Chemistry: molecular biology and microbiology – Process of mutation – cell fusion – or genetic modification – Introduction of a polynucleotide molecule into or...
Reexamination Certificate
2000-04-25
2004-10-19
Bui, Phuong T. (Department: 1638)
Chemistry: molecular biology and microbiology
Process of mutation, cell fusion, or genetic modification
Introduction of a polynucleotide molecule into or...
C800S288000
Reexamination Certificate
active
06806085
ABSTRACT:
BACKGROUND OF THE INVENTION
It is possible to specifically integrate foreign genes into the plant genome by genetic engineering. This process is referred to as transformation and the resulting plants as transgenic plants. The main objectives are plant protection and an increase in quality of the harvest products. Examples of plant protection measures are: (i) herbicide-tolerant plants (DE-A-3701623; Stalker (1988) Science 242, 419), (ii) insect-resistant plants (Vaek (1987) Plant Cell 5, 159-169), (iii) virus-resistant plants (Powell (1986) Science 232, 738-743) and (vi) ozone-resistant plants (Van Camp (1994) BioTech. 12, 165-168).

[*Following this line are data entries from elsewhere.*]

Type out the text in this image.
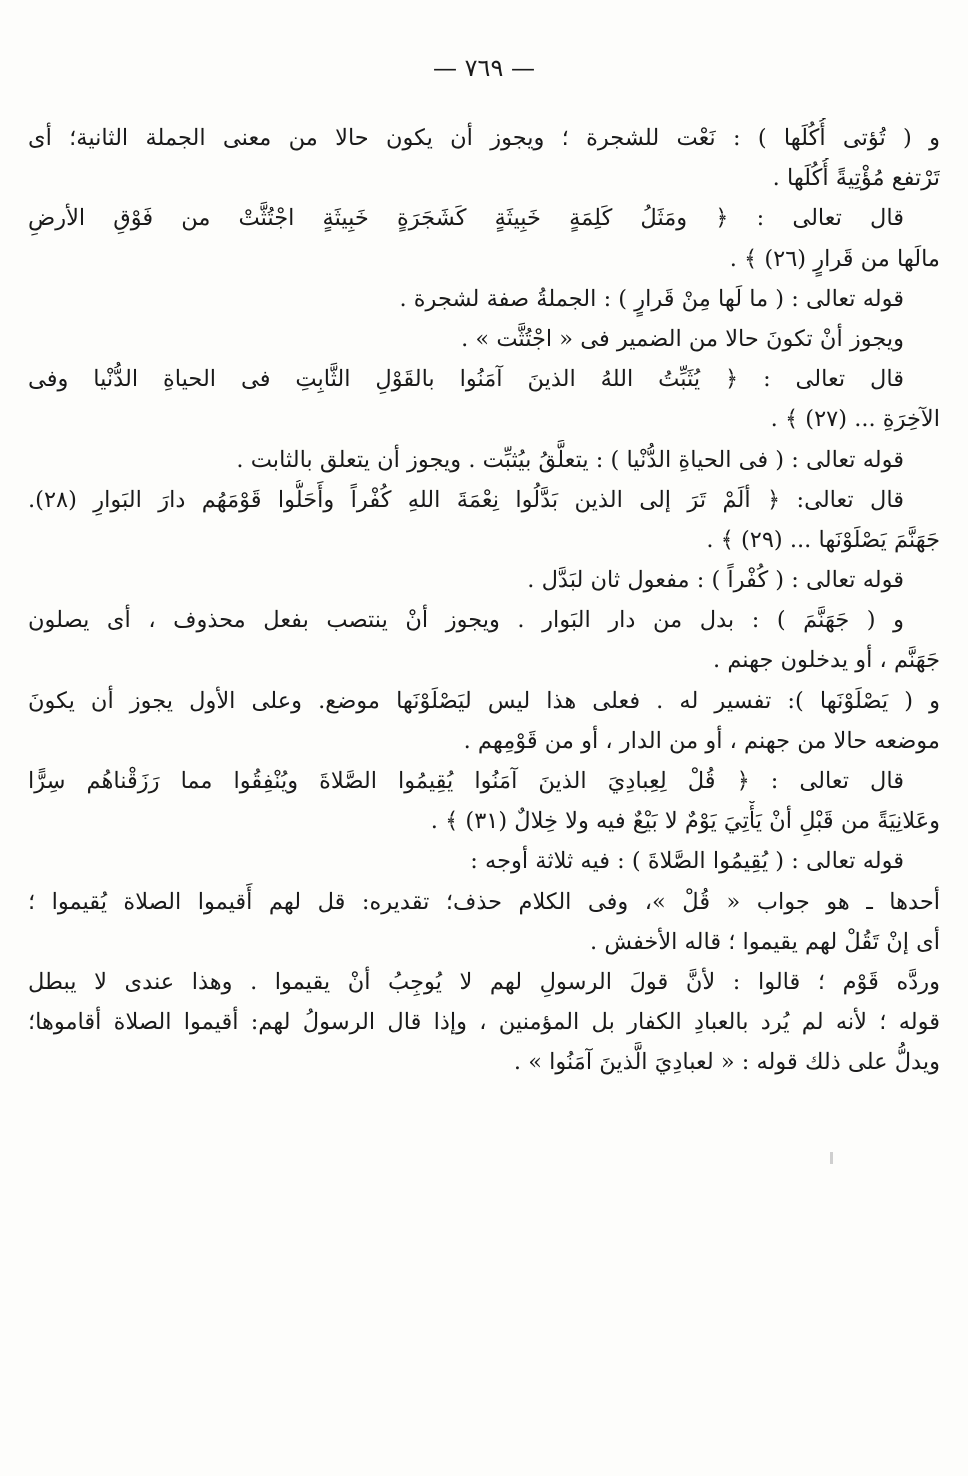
— ٧٦٩ —
و ( تُؤتى أُكُلَها ) : نَعْت للشجرة ؛ ويجوز أن يكون حالا من معنى الجملة الثانية؛ أى
تَرْتفع مُؤْتِيةً أُكُلَها .
قال تعالى : ﴿ ومَثَلُ كَلِمَةٍ خَبِيثَةٍ كَشَجَرَةٍ خَبِيثَةٍ اجْتُثَّتْ من فَوْقِ الأرضِ
مالَها من قَرارٍ (٢٦) ﴾ .
قوله تعالى : ( ما لَها مِنْ قَرارٍ ) : الجملةُ صفة لشجرة .
ويجوز أنْ تكونَ حالا من الضمير فى « اجْتُثَّت » .
قال تعالى : ﴿ يُثَبِّتُ اللهُ الذينَ آمَنُوا بالقَوْلِ الثَّابِتِ فى الحياةِ الدُّنْيا وفى
الآخِرَةِ ... (٢٧) ﴾ .
قوله تعالى : ( فى الحياةِ الدُّنْيا ) : يتعلَّقُ بيُثبِّت . ويجوز أن يتعلق بالثابت .
قال تعالى: ﴿ ألَمْ تَرَ إلى الذين بَدَّلُوا نِعْمَةَ اللهِ كُفْراً وأَحَلُّوا قَوْمَهُم دارَ البَوارِ (٢٨).
جَهَنَّمَ يَصْلَوْنَها ... (٢٩) ﴾ .
قوله تعالى : ( كُفْراً ) : مفعول ثان لبَدَّل .
و ( جَهَنَّمَ ) : بدل من دار البَوار . ويجوز أنْ ينتصب بفعل محذوف ، أى يصلون
جَهَنَّم ، أو يدخلون جهنم .
و ( يَصْلَوْنَها ): تفسير له . فعلى هذا ليس ليَصْلَوْنَها موضع. وعلى الأول يجوز أن يكونَ
موضعه حالا من جهنم ، أو من الدار ، أو من قَوْمِهم .
قال تعالى : ﴿ قُلْ لِعِبادِيَ الذينَ آمَنُوا يُقِيمُوا الصَّلاةَ ويُنْفِقُوا مما رَزَقْناهُم سِرًّا
وعَلانِيَةً من قَبْلِ أنْ يَأْتِيَ يَوْمٌ لا بَيْعٌ فيه ولا خِلالٌ (٣١) ﴾ .
قوله تعالى : ( يُقِيمُوا الصَّلاةَ ) : فيه ثلاثة أوجه :
أحدها ـ هو جواب « قُلْ »، وفى الكلام حذف؛ تقديره: قل لهم أَقيموا الصلاة يُقيموا ؛
أى إنْ تَقُلْ لهم يقيموا ؛ قاله الأخفش .
وردَّه قَوْم ؛ قالوا : لأنَّ قولَ الرسولِ لهم لا يُوجِبُ أنْ يقيموا . وهذا عندى لا يبطل
قوله ؛ لأنه لم يُرد بالعبادِ الكفار بل المؤمنين ، وإذا قال الرسولُ لهم: أقيموا الصلاة أقاموها؛
ويدلُّ على ذلك قوله : « لعبادِيَ الَّذينَ آمَنُوا » .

Examples of increase in quality are: (i) decrease in perishability of fruits (Oeller (1991) Science 254, 437-439), (ii) increase in starch production in potato tubers (Stark (1992) Science 242, 419), (iii) modification in starch (Visser (1991) Mol. Gen. Genet. 225, 289-296) and lipid composition (Voelker (1992) Science 257, 72-74) and (iv) production of polymers foreign to the plant (Poirer (1992) Science 256, 520-523). A prerequisite for producing transgenic plants is the availability of suitable transformation systems and the existence of selectable marker allowing the identification of successfully transformed plant cells.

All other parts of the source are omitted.